Argentina continues to dominate Australia in chess and is now looking for a more competitive opponent.

Nice place for a scuba dive

At dawn on 28th December, after 11.5 days ( 6.4 kts average) with favourable trade winds, andres & I arrived at the Brazilian Island of Fernando de Noronha. By midday we had enjoyed a couple of Skol beers across from the port office  completed the arrival formalities with the Port Captain, Customs, and Police.  The vibe was laid back with the officials wearing shorts & thongs with police officers adding a gun holstered to their thighs to complete the look – kind of like Carnivale meets Dirty Harry. Lunch was washed down with a few more Skols overlooking the vista of the islands, bay and harbour.

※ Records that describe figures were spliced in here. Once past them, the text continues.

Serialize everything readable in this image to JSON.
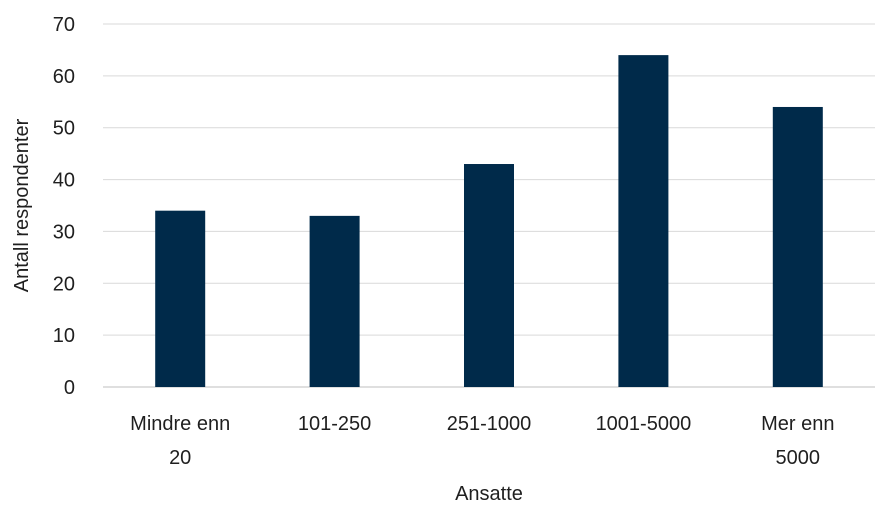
{
  "chart_data": {
    "type": "bar",
    "title": "",
    "xlabel": "Ansatte",
    "ylabel": "Antall respondenter",
    "categories": [
      [
        "Mindre enn",
        "20"
      ],
      [
        "101-250"
      ],
      [
        "251-1000"
      ],
      [
        "1001-5000"
      ],
      [
        "Mer enn",
        "5000"
      ]
    ],
    "values": [
      34,
      33,
      43,
      64,
      54
    ],
    "ylim": [
      0,
      70
    ],
    "yticks": [
      0,
      10,
      20,
      30,
      40,
      50,
      60,
      70
    ],
    "grid": true,
    "legend": "none",
    "bar_color": "#002a4a",
    "grid_color": "#d9d9d9",
    "axis_color": "#bfbfbf"
  }
}
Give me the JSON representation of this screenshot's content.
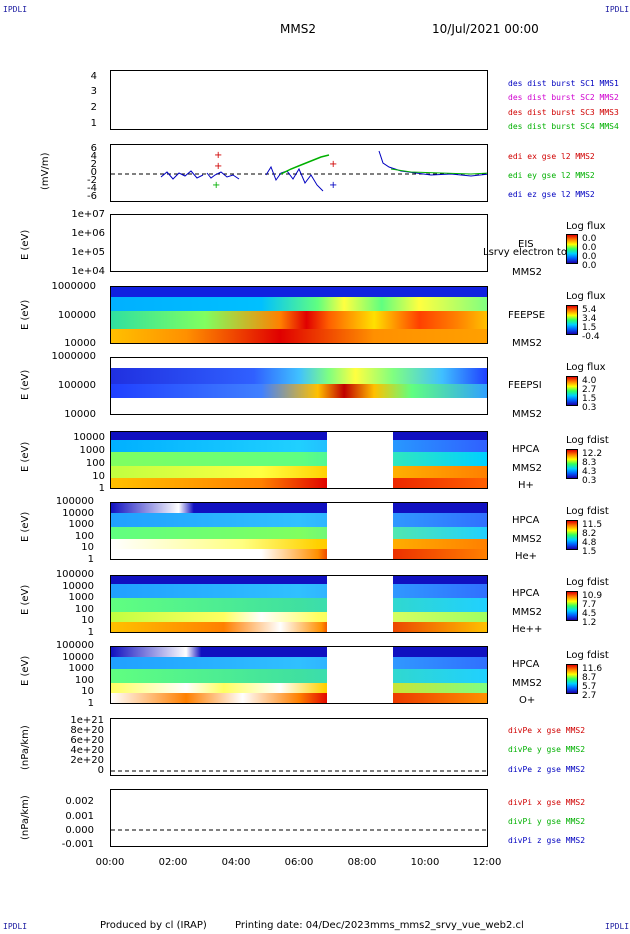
{
  "corners": {
    "tl": "IPDLI",
    "tr": "IPDLI",
    "bl": "IPDLI",
    "br": "IPDLI"
  },
  "header": {
    "mission": "MMS2",
    "date": "10/Jul/2021 00:00"
  },
  "panels": {
    "p1": {
      "ticks": [
        "4",
        "3",
        "2",
        "1"
      ],
      "legend": [
        "des dist burst SC1 MMS1",
        "des dist burst SC2 MMS2",
        "des dist burst SC3 MMS3",
        "des dist burst SC4 MMS4"
      ],
      "legend_colors": [
        "#0000c0",
        "#d000d0",
        "#d00000",
        "#00b000"
      ]
    },
    "p2": {
      "ylabel": "(mV/m)",
      "ticks": [
        "6",
        "4",
        "2",
        "0",
        "-2",
        "-4",
        "-6"
      ],
      "legend": [
        "edi ex gse l2 MMS2",
        "edi ey gse l2 MMS2",
        "edi ez gse l2 MMS2"
      ],
      "legend_colors": [
        "#d00000",
        "#00b000",
        "#0000c0"
      ]
    },
    "p3": {
      "ylabel": "E (eV)",
      "ticks": [
        "1e+07",
        "1e+06",
        "1e+05",
        "1e+04"
      ],
      "side": [
        "EIS",
        "MMS2"
      ],
      "overlap": "Lsrvy electron to",
      "cb_title": "Log flux",
      "cb_vals": [
        "0.0",
        "0.0",
        "0.0",
        "0.0"
      ]
    },
    "p4": {
      "ylabel": "E (eV)",
      "ticks": [
        "1000000",
        "100000",
        "10000"
      ],
      "side": [
        "FEEPSE",
        "MMS2"
      ],
      "cb_title": "Log flux",
      "cb_vals": [
        "5.4",
        "3.4",
        "1.5",
        "-0.4"
      ]
    },
    "p5": {
      "ylabel": "E (eV)",
      "ticks": [
        "1000000",
        "100000",
        "10000"
      ],
      "side": [
        "FEEPSI",
        "MMS2"
      ],
      "cb_title": "Log flux",
      "cb_vals": [
        "4.0",
        "2.7",
        "1.5",
        "0.3"
      ]
    },
    "p6": {
      "ylabel": "E (eV)",
      "ticks": [
        "10000",
        "1000",
        "100",
        "10",
        "1"
      ],
      "side": [
        "HPCA",
        "MMS2",
        "H+"
      ],
      "cb_title": "Log fdist",
      "cb_vals": [
        "12.2",
        "8.3",
        "4.3",
        "0.3"
      ]
    },
    "p7": {
      "ylabel": "E (eV)",
      "ticks": [
        "100000",
        "10000",
        "1000",
        "100",
        "10",
        "1"
      ],
      "side": [
        "HPCA",
        "MMS2",
        "He+"
      ],
      "cb_title": "Log fdist",
      "cb_vals": [
        "11.5",
        "8.2",
        "4.8",
        "1.5"
      ]
    },
    "p8": {
      "ylabel": "E (eV)",
      "ticks": [
        "100000",
        "10000",
        "1000",
        "100",
        "10",
        "1"
      ],
      "side": [
        "HPCA",
        "MMS2",
        "He++"
      ],
      "cb_title": "Log fdist",
      "cb_vals": [
        "10.9",
        "7.7",
        "4.5",
        "1.2"
      ]
    },
    "p9": {
      "ylabel": "E (eV)",
      "ticks": [
        "100000",
        "10000",
        "1000",
        "100",
        "10",
        "1"
      ],
      "side": [
        "HPCA",
        "MMS2",
        "O+"
      ],
      "cb_title": "Log fdist",
      "cb_vals": [
        "11.6",
        "8.7",
        "5.7",
        "2.7"
      ]
    },
    "p10": {
      "ylabel": "(nPa/km)",
      "ticks": [
        "1e+21",
        "8e+20",
        "6e+20",
        "4e+20",
        "2e+20",
        "0"
      ],
      "legend": [
        "divPe x gse MMS2",
        "divPe y gse MMS2",
        "divPe z gse MMS2"
      ],
      "legend_colors": [
        "#d00000",
        "#00b000",
        "#0000c0"
      ]
    },
    "p11": {
      "ylabel": "(nPa/km)",
      "ticks": [
        "0.002",
        "0.001",
        "0.000",
        "-0.001"
      ],
      "legend": [
        "divPi x gse MMS2",
        "divPi y gse MMS2",
        "divPi z gse MMS2"
      ],
      "legend_colors": [
        "#d00000",
        "#00b000",
        "#0000c0"
      ]
    }
  },
  "xaxis": {
    "ticks": [
      "00:00",
      "02:00",
      "04:00",
      "06:00",
      "08:00",
      "10:00",
      "12:00"
    ]
  },
  "footer": {
    "produced": "Produced by cl (IRAP)",
    "printing": "Printing date: 04/Dec/2023",
    "file": "mms_mms2_srvy_vue_web2.cl"
  },
  "chart_data": {
    "type": "heatmap",
    "x_range": [
      "00:00",
      "12:00"
    ],
    "hpca_data_gap": [
      "07:00",
      "09:00"
    ],
    "series": [
      {
        "name": "edi ex gse l2 MMS2",
        "color": "#d00000"
      },
      {
        "name": "edi ey gse l2 MMS2",
        "color": "#00b000"
      },
      {
        "name": "edi ez gse l2 MMS2",
        "color": "#0000c0"
      }
    ]
  }
}
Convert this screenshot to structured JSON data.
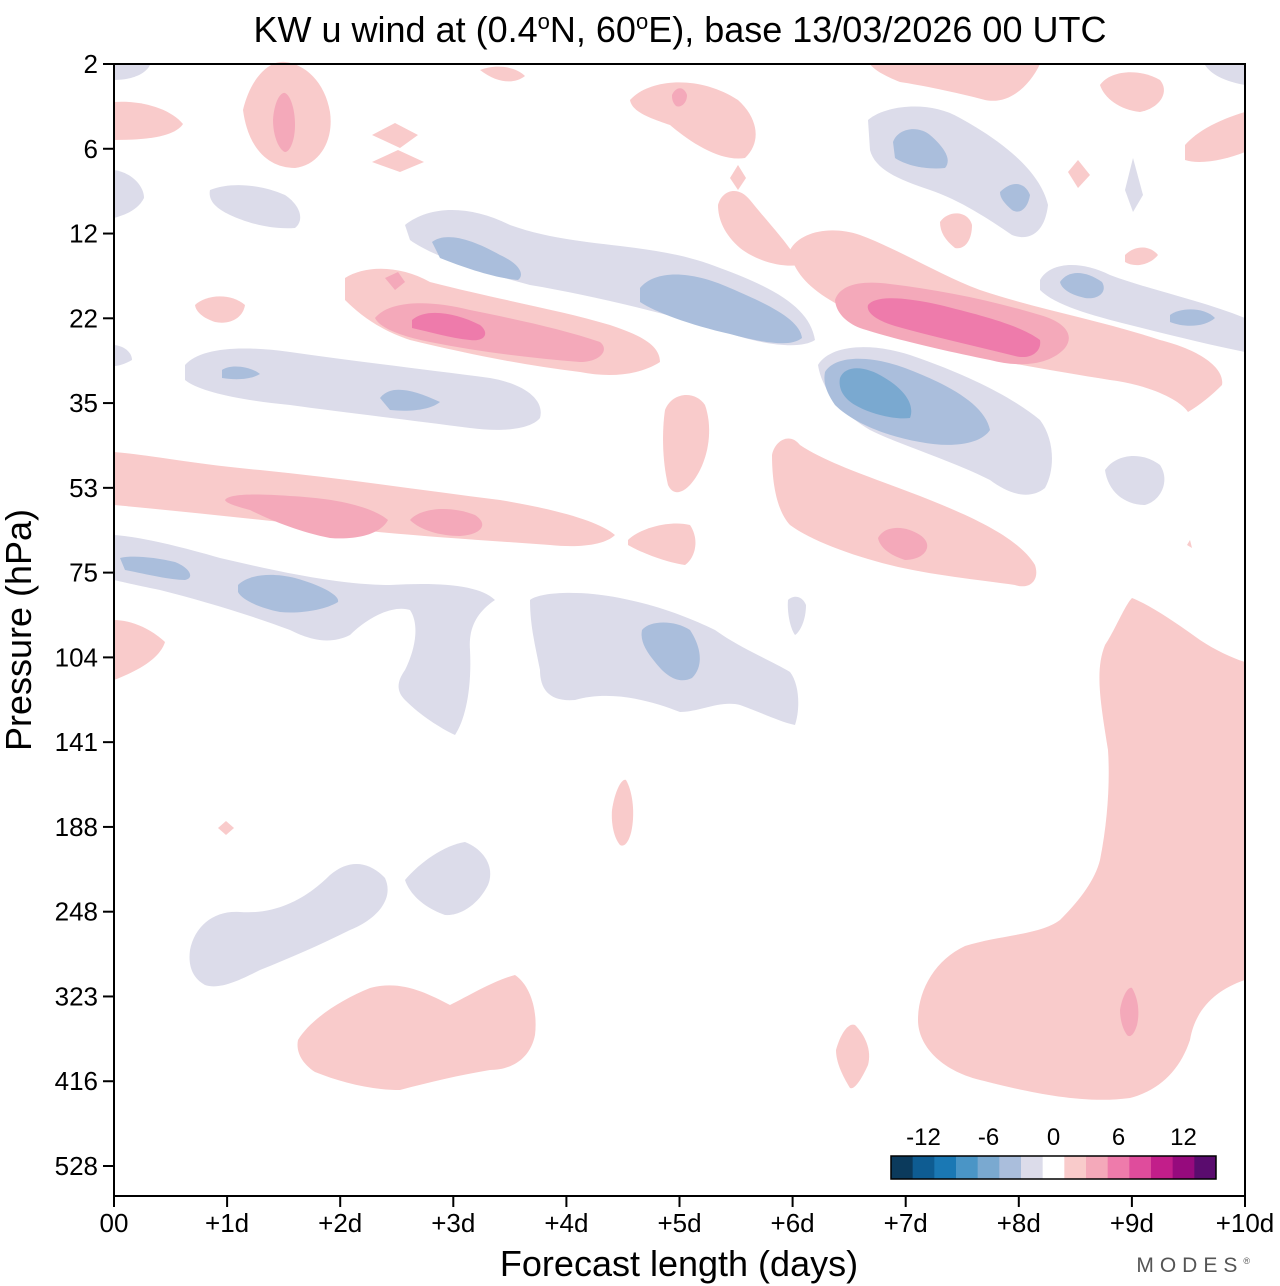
{
  "title": {
    "prefix": "KW u wind at (0.4",
    "deg1": "o",
    "mid": "N, 60",
    "deg2": "o",
    "suffix": "E),  base 13/03/2026  00 UTC"
  },
  "watermark": {
    "text": "MODES",
    "mark": "®"
  },
  "chart_data": {
    "type": "heatmap",
    "xlabel": "Forecast length (days)",
    "ylabel": "Pressure (hPa)",
    "xlim": [
      0,
      10
    ],
    "x_ticks": [
      {
        "value": 0,
        "label": "00"
      },
      {
        "value": 1,
        "label": "+1d"
      },
      {
        "value": 2,
        "label": "+2d"
      },
      {
        "value": 3,
        "label": "+3d"
      },
      {
        "value": 4,
        "label": "+4d"
      },
      {
        "value": 5,
        "label": "+5d"
      },
      {
        "value": 6,
        "label": "+6d"
      },
      {
        "value": 7,
        "label": "+7d"
      },
      {
        "value": 8,
        "label": "+8d"
      },
      {
        "value": 9,
        "label": "+9d"
      },
      {
        "value": 10,
        "label": "+10d"
      }
    ],
    "y_scale": "log-pressure, inverted",
    "y_ticks": [
      {
        "value": 2,
        "label": "2"
      },
      {
        "value": 6,
        "label": "6"
      },
      {
        "value": 12,
        "label": "12"
      },
      {
        "value": 22,
        "label": "22"
      },
      {
        "value": 35,
        "label": "35"
      },
      {
        "value": 53,
        "label": "53"
      },
      {
        "value": 75,
        "label": "75"
      },
      {
        "value": 104,
        "label": "104"
      },
      {
        "value": 141,
        "label": "141"
      },
      {
        "value": 188,
        "label": "188"
      },
      {
        "value": 248,
        "label": "248"
      },
      {
        "value": 323,
        "label": "323"
      },
      {
        "value": 416,
        "label": "416"
      },
      {
        "value": 528,
        "label": "528"
      }
    ],
    "colorbar": {
      "placement": "bottom-right",
      "labels": [
        "-12",
        "-6",
        "0",
        "6",
        "12"
      ],
      "levels": [
        -16,
        -14,
        -12,
        -10,
        -8,
        -6,
        -4,
        -2,
        2,
        4,
        6,
        8,
        10,
        12,
        14,
        16
      ],
      "colors": [
        "#0b3a5c",
        "#0e5c92",
        "#1a78b4",
        "#4a95c6",
        "#7aa9d0",
        "#aabedc",
        "#dcdcea",
        "#ffffff",
        "#f9cbcb",
        "#f4a9ba",
        "#ee7bab",
        "#df4c9c",
        "#c21e8a",
        "#960a7d",
        "#5a0c6e"
      ]
    },
    "features": [
      {
        "sign": "+",
        "level": 2,
        "x": [
          1.0,
          1.9
        ],
        "p": [
          2,
          6
        ]
      },
      {
        "sign": "+",
        "level": 4,
        "x": [
          1.4,
          1.6
        ],
        "p": [
          3,
          6
        ]
      },
      {
        "sign": "+",
        "level": 2,
        "x": [
          0.0,
          0.6
        ],
        "p": [
          4,
          6
        ]
      },
      {
        "sign": "+",
        "level": 2,
        "x": [
          4.6,
          5.6
        ],
        "p": [
          2,
          7
        ]
      },
      {
        "sign": "+",
        "level": 2,
        "x": [
          6.8,
          8.1
        ],
        "p": [
          2,
          3
        ]
      },
      {
        "sign": "+",
        "level": 2,
        "x": [
          8.9,
          9.4
        ],
        "p": [
          2,
          4
        ]
      },
      {
        "sign": "+",
        "level": 2,
        "x": [
          9.3,
          10.0
        ],
        "p": [
          4,
          7
        ]
      },
      {
        "sign": "-",
        "level": 2,
        "x": [
          6.7,
          8.2
        ],
        "p": [
          4,
          12
        ]
      },
      {
        "sign": "-",
        "level": 4,
        "x": [
          6.9,
          7.4
        ],
        "p": [
          5,
          8
        ]
      },
      {
        "sign": "-",
        "level": 4,
        "x": [
          7.8,
          8.1
        ],
        "p": [
          8,
          11
        ]
      },
      {
        "sign": "-",
        "level": 2,
        "x": [
          1.0,
          2.0
        ],
        "p": [
          9,
          12
        ]
      },
      {
        "sign": "-",
        "level": 2,
        "x": [
          2.6,
          6.9
        ],
        "p": [
          10,
          35
        ]
      },
      {
        "sign": "-",
        "level": 4,
        "x": [
          2.9,
          3.7
        ],
        "p": [
          13,
          18
        ]
      },
      {
        "sign": "-",
        "level": 4,
        "x": [
          4.6,
          6.1
        ],
        "p": [
          18,
          27
        ]
      },
      {
        "sign": "-",
        "level": 4,
        "x": [
          6.2,
          7.7
        ],
        "p": [
          28,
          45
        ]
      },
      {
        "sign": "-",
        "level": 6,
        "x": [
          6.4,
          7.0
        ],
        "p": [
          31,
          40
        ]
      },
      {
        "sign": "+",
        "level": 2,
        "x": [
          2.1,
          4.8
        ],
        "p": [
          15,
          35
        ]
      },
      {
        "sign": "+",
        "level": 4,
        "x": [
          2.8,
          4.4
        ],
        "p": [
          20,
          31
        ]
      },
      {
        "sign": "+",
        "level": 6,
        "x": [
          2.8,
          3.3
        ],
        "p": [
          21,
          26
        ]
      },
      {
        "sign": "+",
        "level": 2,
        "x": [
          5.9,
          9.8
        ],
        "p": [
          14,
          40
        ]
      },
      {
        "sign": "+",
        "level": 4,
        "x": [
          6.4,
          8.4
        ],
        "p": [
          18,
          30
        ]
      },
      {
        "sign": "+",
        "level": 6,
        "x": [
          6.5,
          8.2
        ],
        "p": [
          20,
          29
        ]
      },
      {
        "sign": "-",
        "level": 2,
        "x": [
          8.2,
          10.0
        ],
        "p": [
          16,
          27
        ]
      },
      {
        "sign": "-",
        "level": 2,
        "x": [
          0.6,
          3.8
        ],
        "p": [
          28,
          40
        ]
      },
      {
        "sign": "-",
        "level": 4,
        "x": [
          2.3,
          2.8
        ],
        "p": [
          34,
          38
        ]
      },
      {
        "sign": "+",
        "level": 2,
        "x": [
          0.0,
          4.7
        ],
        "p": [
          48,
          70
        ]
      },
      {
        "sign": "+",
        "level": 4,
        "x": [
          1.0,
          3.1
        ],
        "p": [
          55,
          65
        ]
      },
      {
        "sign": "+",
        "level": 2,
        "x": [
          5.9,
          8.1
        ],
        "p": [
          45,
          85
        ]
      },
      {
        "sign": "+",
        "level": 4,
        "x": [
          6.8,
          7.2
        ],
        "p": [
          63,
          72
        ]
      },
      {
        "sign": "-",
        "level": 2,
        "x": [
          0.0,
          3.4
        ],
        "p": [
          70,
          130
        ]
      },
      {
        "sign": "-",
        "level": 4,
        "x": [
          0.0,
          2.0
        ],
        "p": [
          72,
          90
        ]
      },
      {
        "sign": "-",
        "level": 2,
        "x": [
          3.7,
          6.1
        ],
        "p": [
          85,
          140
        ]
      },
      {
        "sign": "-",
        "level": 4,
        "x": [
          4.6,
          5.1
        ],
        "p": [
          95,
          120
        ]
      },
      {
        "sign": "+",
        "level": 2,
        "x": [
          0.0,
          0.5
        ],
        "p": [
          95,
          115
        ]
      },
      {
        "sign": "+",
        "level": 2,
        "x": [
          4.4,
          4.6
        ],
        "p": [
          170,
          210
        ]
      },
      {
        "sign": "-",
        "level": 2,
        "x": [
          0.7,
          3.3
        ],
        "p": [
          215,
          340
        ]
      },
      {
        "sign": "+",
        "level": 2,
        "x": [
          1.6,
          3.7
        ],
        "p": [
          320,
          450
        ]
      },
      {
        "sign": "+",
        "level": 2,
        "x": [
          6.4,
          6.7
        ],
        "p": [
          360,
          440
        ]
      },
      {
        "sign": "+",
        "level": 2,
        "x": [
          7.2,
          10.0
        ],
        "p": [
          85,
          470
        ]
      },
      {
        "sign": "+",
        "level": 4,
        "x": [
          8.9,
          9.1
        ],
        "p": [
          310,
          370
        ]
      }
    ]
  }
}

Andres achieved his goal to sail across the Atlantic Ocean and is returning home to Argentina to spend some time with his family – after a month at sea, homesick is better than seasick!  Now I’m using sign language to arrange fuel, water & provisions and have a few days to enjoy the diving and surfing on offer, before making way to Trinidad & Tobago.

 

 

Comments

  1. Evan & Kelly

    Happy Ney Year Chis. You are really getting those miles ticked off. Two oceans down one to go. Wishing you fair winds and safe travels.

  2. Bernard

    Another port
    Smooth sailing Chris.

  3. Murray Sebbes

    Well done Chris, where to from T and T, canal or cape?

    1. Canal – the cape is out of my league + not set up for sea ice. how crazy do you think I am?

      1. Murray Sebbes

        Wrong way round the cape would be utter insanity ! From what I have read the paper work /palaver around a transit through the canal is also quite legendary. Enjoy your time with your girls.

  4. Murray Sebbes

    Wrong way round the cape would be utter insanity ! From what I have read the paper work /palaver around a transit through the canal is also quite legendary. Enjoy your time with your girls.